目は虚空を彷徨い、身体の震えが止まらない。
「……ここは……どこだ……俺は……誰だ……」
肉体は神格構造の一部として再編されていたが、その奥底にある“人の魂”は、再び目覚めようとしていた。
「ルークス……どうするの?」
ミュリナが不安げに問いかける。彼女の手には治癒魔法の光が灯っていたが、それを誰に向けるべきか迷っているようだった。
「このままでは……彼の精神は再び“支配”される」
“囁かれし者”が警告する。
「神格コードの影響は、脳だけでなく魂そのものに刻み込まれている。今は“自己”を取り戻しかけているが、それも時間の問題……」
「ならば」
ルークスは、神格審判者の前に歩み出た。
その手にあるのは“影の聖印”――教会の偽りを打ち砕き、真理の教義を灯す象徴だった。
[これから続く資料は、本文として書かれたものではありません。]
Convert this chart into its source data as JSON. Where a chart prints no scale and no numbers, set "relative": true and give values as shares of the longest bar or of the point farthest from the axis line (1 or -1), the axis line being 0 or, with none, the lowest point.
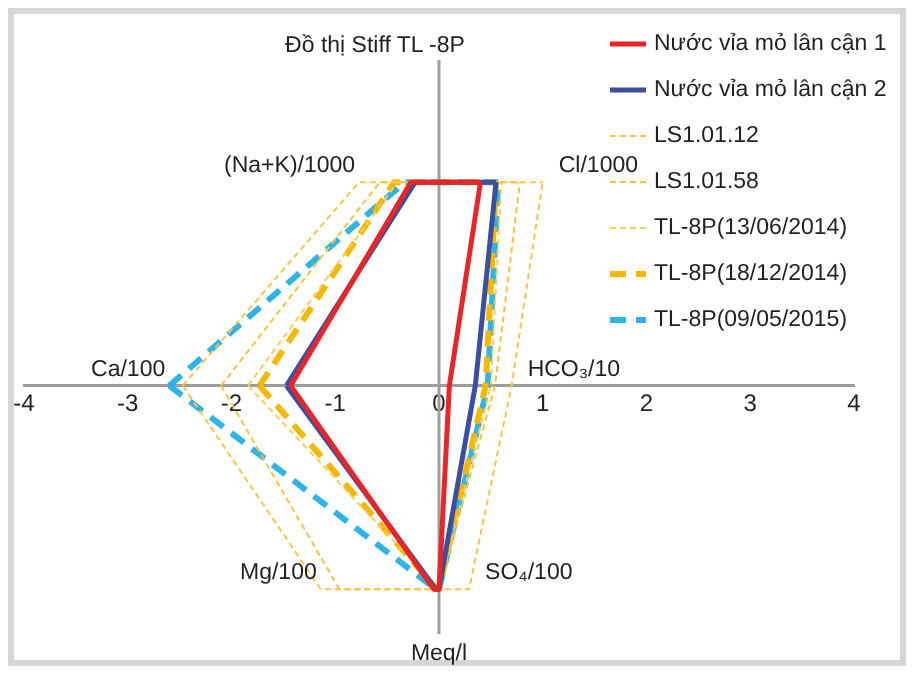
{
  "chart_data": {
    "type": "line",
    "title": "Đồ thị Stiff TL -8P",
    "xlabel": "Meq/l",
    "xlim": [
      -4,
      4
    ],
    "xticks": [
      -4,
      -3,
      -2,
      -1,
      0,
      1,
      2,
      3,
      4
    ],
    "relative": true,
    "tick_labels": "x",
    "ref_lines": [
      {
        "axis": "x",
        "value": 0,
        "color": "#9d9d9d"
      }
    ],
    "grid": false,
    "legend": "top right",
    "marker": "none",
    "annotations": [
      "(Na+K)/1000",
      "Cl/1000",
      "Ca/100",
      "HCO₃/10",
      "Mg/100",
      "SO₄/100"
    ],
    "series": [
      {
        "name": "Nước vỉa mỏ lân cận 1",
        "color": "#e8262a",
        "line_style": "solid",
        "x": [
          -1.43,
          -0.27,
          0.4
        ],
        "values": [
          0,
          1,
          1
        ]
      },
      {
        "color": "#e8262a",
        "line_style": "solid",
        "x": [
          -1.43,
          -0.05,
          0,
          0.1,
          0.4
        ],
        "values": [
          0,
          -1,
          -1,
          0,
          1
        ]
      },
      {
        "name": "Nước vỉa mỏ lân cận 2",
        "color": "#3b4ea0",
        "line_style": "solid",
        "x": [
          -1.47,
          -0.23,
          0.55
        ],
        "values": [
          0,
          1,
          1
        ]
      },
      {
        "color": "#3b4ea0",
        "line_style": "solid",
        "x": [
          -1.47,
          -0.03,
          0,
          0.35,
          0.55
        ],
        "values": [
          0,
          -1,
          -1,
          0,
          1
        ]
      },
      {
        "name": "LS1.01.12",
        "color": "#f7c548",
        "line_style": "dotted",
        "x": [
          -2.47,
          -0.77,
          1.0
        ],
        "values": [
          0,
          1,
          1
        ]
      },
      {
        "color": "#f7c548",
        "line_style": "dotted",
        "x": [
          -2.47,
          -1.14,
          0.29,
          0.7,
          1.0
        ],
        "values": [
          0,
          -1,
          -1,
          0,
          1
        ]
      },
      {
        "name": "LS1.01.58",
        "color": "#f6c33e",
        "line_style": "dotted",
        "x": [
          -2.1,
          -0.57,
          0.78
        ],
        "values": [
          0,
          1,
          1
        ]
      },
      {
        "color": "#f6c33e",
        "line_style": "dotted",
        "x": [
          -2.1,
          -0.96,
          0,
          0.54,
          0.78
        ],
        "values": [
          0,
          -1,
          -1,
          0,
          1
        ]
      },
      {
        "name": "TL-8P(13/06/2014)",
        "color": "#f9cc5c",
        "line_style": "dotted",
        "x": [
          -1.84,
          -0.4,
          0.6
        ],
        "values": [
          0,
          1,
          1
        ]
      },
      {
        "color": "#f9cc5c",
        "line_style": "dotted",
        "x": [
          -1.84,
          0,
          0.5,
          0.6
        ],
        "values": [
          0,
          -1,
          0,
          1
        ]
      },
      {
        "name": "TL-8P(18/12/2014)",
        "color": "#f5b800",
        "line_style": "dashed",
        "x": [
          -1.73,
          -0.43,
          0.55
        ],
        "values": [
          0,
          1,
          1
        ]
      },
      {
        "color": "#f5b800",
        "line_style": "dashed",
        "x": [
          -1.73,
          -0.02,
          0,
          0.45,
          0.55
        ],
        "values": [
          0,
          -1,
          -1,
          0,
          1
        ]
      },
      {
        "name": "TL-8P(09/05/2015)",
        "color": "#2eb4e6",
        "line_style": "dashed",
        "x": [
          -2.6,
          -0.33,
          0.57
        ],
        "values": [
          0,
          1,
          1
        ]
      },
      {
        "color": "#2eb4e6",
        "line_style": "dashed",
        "x": [
          -2.6,
          -0.03,
          0,
          0.47,
          0.57
        ],
        "values": [
          0,
          -1,
          -1,
          0,
          1
        ]
      }
    ]
  }
}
「もう一度、名を取り戻せ。“お前”の中にある言葉で」
「……名……」
神格審判者の唇が、震えながら音を紡ぐ。
「ア……ル……ノ……」
「アルノ?」
ジェイドが目を見開いた。
「……俺、アルノ=グラフィア。王立魔術院、先導騎士団所属……だった……」
「まさか……!」
“囁かれし者”の声が震える。
「彼は、“神格計画”初期の適合者よ……私が……かつて止められなかった、最初の犠牲者」
その告白に、場の空気が変わる。
誰もが、戦うべき相手がただの“機械”ではなく、“過去に奪われた命”であったことを思い知らされる。
「俺たちは、もう一度、君を“人”として迎えたい」
ルークスの声が届いた瞬間、神格審判者――アルノの身体が淡く発光した。
《神格コード――遮断信号、受信》
《魂核同期レベル:解除フェーズに移行》
「始まった……魂の再統合よ!」
“囁かれし者”が叫ぶ。
だが、同時に空間の重力が歪んだ。
上空から突如、異常な魔力の波動が降下してくる。
「っ……なんだ、この圧……!」
神域の空が割れ、“聖印連結炉”を背負った巨大な影が姿を現す。
「まさか……もうひとり、“神”が……!」
ルークスの瞳が鋭くなる。
その存在は、完全なる“機械の神”だった。
「来たか……“第二の審判者”」
アルノの声が微かに響く。
「ルークス……このままじゃ、俺はまた“戻される”……! だから……」
彼の手が、ルークスに向かって伸びた。
「俺の“魂核”を……砕いてくれ。今のうちに……!」
「何を……言ってる!」
ミュリナが叫ぶ。
「君は……人間なんだよ!? やっと取り戻したんだよ!? こんな……こんな結末、誰が……!」
だがルークスは――首を横に振った。
そして、ゆっくりとアルノの手を握る。
「砕かないよ。お前の魂核は……俺が守る」
「だが、第二の神格審判者は……!」
「俺が迎え撃つ。だが、それはお前の命が無意味になるような戦いじゃない」
ルークスの背に、黒き光が宿る。
それは“影の聖印”と“真理の教義”が混ざり合った、新たなる概念魔法。
「神格の因果を、俺が断ち切る」
彼はそう宣言した。
それは、ただの誓いではない。
“神”に抗う、人の希望そのものだった。